Dali: Much funnier than Baldessari, if you ask me


Hesse's haunting self-portrait from 1960

Reconstructing my visit through photos, I see that I somehow made my way to a cheery glass-enclosed playroom known as the People’s Studio, where visitors can mess around with crayons, pencils, glue sticks, paper, and magazine pages to make drawings and collages. Says the website: “Open during regular MoMA hours, the People’s Studio encourages visitors to experiment with artists’ materials and strategies, and weekly conversations and workshops place visitors in direct contact with artists, educators, and other creative thinkers.” You can join others at tables seating six or so, or you can commandeer a solo desk at windows overlooking the street. I found it a great place to park my butt without having to pay 10 bucks for a latte in one of the cafes.

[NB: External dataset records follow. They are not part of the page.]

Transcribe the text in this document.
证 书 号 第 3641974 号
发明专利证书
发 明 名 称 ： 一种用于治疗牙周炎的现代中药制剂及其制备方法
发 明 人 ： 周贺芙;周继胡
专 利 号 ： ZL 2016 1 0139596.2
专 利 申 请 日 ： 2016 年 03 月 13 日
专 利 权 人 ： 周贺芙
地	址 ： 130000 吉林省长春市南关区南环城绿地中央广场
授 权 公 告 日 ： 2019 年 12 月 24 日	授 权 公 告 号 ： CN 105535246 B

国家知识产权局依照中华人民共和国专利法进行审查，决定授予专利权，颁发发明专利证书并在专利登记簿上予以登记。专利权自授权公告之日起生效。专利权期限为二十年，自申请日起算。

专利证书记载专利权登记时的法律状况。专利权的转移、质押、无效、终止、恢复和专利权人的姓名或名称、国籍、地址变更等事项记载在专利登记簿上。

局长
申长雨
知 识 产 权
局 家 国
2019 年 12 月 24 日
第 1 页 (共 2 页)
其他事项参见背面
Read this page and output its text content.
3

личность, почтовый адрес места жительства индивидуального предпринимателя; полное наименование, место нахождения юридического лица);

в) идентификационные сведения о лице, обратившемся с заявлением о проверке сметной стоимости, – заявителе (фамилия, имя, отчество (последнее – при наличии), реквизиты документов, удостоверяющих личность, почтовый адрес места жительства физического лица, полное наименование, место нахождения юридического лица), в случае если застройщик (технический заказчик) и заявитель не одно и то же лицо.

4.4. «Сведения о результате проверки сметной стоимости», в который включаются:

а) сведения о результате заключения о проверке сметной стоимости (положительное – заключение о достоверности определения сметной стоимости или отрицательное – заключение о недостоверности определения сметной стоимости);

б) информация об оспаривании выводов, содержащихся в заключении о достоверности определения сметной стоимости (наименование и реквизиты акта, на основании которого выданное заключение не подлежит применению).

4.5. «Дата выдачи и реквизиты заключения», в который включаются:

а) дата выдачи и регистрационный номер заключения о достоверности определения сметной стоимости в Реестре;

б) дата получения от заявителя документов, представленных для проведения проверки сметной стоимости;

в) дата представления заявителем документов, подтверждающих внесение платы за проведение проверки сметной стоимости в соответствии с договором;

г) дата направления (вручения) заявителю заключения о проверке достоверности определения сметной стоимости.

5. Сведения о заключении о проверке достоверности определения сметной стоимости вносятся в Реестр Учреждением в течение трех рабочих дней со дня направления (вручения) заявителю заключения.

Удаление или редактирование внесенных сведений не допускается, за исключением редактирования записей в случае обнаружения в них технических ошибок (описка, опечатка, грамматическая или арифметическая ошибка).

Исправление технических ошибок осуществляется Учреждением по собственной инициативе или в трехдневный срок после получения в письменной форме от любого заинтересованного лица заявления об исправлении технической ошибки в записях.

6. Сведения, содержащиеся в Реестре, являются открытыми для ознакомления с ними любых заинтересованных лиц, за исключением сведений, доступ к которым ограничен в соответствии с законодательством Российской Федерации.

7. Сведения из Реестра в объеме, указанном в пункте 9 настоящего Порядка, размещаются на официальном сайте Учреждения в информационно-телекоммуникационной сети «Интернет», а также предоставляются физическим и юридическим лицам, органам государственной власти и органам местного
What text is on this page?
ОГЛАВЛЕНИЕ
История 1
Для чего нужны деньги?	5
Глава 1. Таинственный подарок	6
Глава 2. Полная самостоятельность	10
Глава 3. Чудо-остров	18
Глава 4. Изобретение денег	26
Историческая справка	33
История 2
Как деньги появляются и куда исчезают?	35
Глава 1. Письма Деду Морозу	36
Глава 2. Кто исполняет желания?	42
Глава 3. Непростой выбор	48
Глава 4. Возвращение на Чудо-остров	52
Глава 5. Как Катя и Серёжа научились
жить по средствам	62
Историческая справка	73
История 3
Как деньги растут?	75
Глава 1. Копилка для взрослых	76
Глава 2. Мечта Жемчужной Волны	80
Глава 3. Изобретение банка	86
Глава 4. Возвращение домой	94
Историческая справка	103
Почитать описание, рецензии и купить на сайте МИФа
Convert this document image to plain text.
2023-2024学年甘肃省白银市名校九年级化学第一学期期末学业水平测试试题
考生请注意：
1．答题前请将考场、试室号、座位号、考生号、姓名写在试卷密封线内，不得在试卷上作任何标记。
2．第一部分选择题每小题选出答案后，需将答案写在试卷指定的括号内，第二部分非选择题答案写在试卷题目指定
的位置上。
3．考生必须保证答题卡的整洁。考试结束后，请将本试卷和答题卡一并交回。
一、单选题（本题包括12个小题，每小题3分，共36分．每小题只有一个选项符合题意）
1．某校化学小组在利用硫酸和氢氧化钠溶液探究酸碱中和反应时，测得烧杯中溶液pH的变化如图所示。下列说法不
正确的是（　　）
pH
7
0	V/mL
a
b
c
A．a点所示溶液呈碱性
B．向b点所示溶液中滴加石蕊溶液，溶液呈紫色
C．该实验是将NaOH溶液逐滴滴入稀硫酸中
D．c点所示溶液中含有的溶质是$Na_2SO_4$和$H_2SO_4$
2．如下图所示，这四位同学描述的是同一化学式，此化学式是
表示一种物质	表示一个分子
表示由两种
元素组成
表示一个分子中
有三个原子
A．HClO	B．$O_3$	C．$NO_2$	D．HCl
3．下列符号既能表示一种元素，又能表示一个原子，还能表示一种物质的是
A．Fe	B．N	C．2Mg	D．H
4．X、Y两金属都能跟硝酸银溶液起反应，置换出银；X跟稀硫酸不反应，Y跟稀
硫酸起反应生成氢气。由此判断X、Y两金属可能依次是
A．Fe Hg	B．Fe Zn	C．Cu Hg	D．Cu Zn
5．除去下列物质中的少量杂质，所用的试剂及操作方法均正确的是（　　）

The People's Studio: One way you can honestly claim to have made a work in the Museum of Modern Art


As carols softly played on invisible speakers, I gazed out over the lobby and wondered what the hell most visitors would learn about modern and contemporary art from this 450-million-dollar makeover. If you plug into your smartphone or take one of the museum’s audio guides (I eschewed both), perhaps you could make sense of all the thrilling revolutions in art that have occurred since the early 20th century. I personally think you’ll do a lot better working your way through the most recent edition of H.H. Arnason’s History of Modern Art in one of its several incarnations (some of which feature female art historians as co-authors). Read the book, then go see the pictures. But NOT during Christmas week.

We will resume our regular programming after I return to Taos on January 7th, when I will have the usual line-up of members' shows.

Remember: There is still time to rsvp for the post-holiday party in SoHo on the 4th. Email me for details.

Happy New Year!
 
 
 
 
Top: Visitors were locked out of the sculpture garden the day I visited, even though it was a mild afternoon. The only way to admire the art was from inside. Bummer.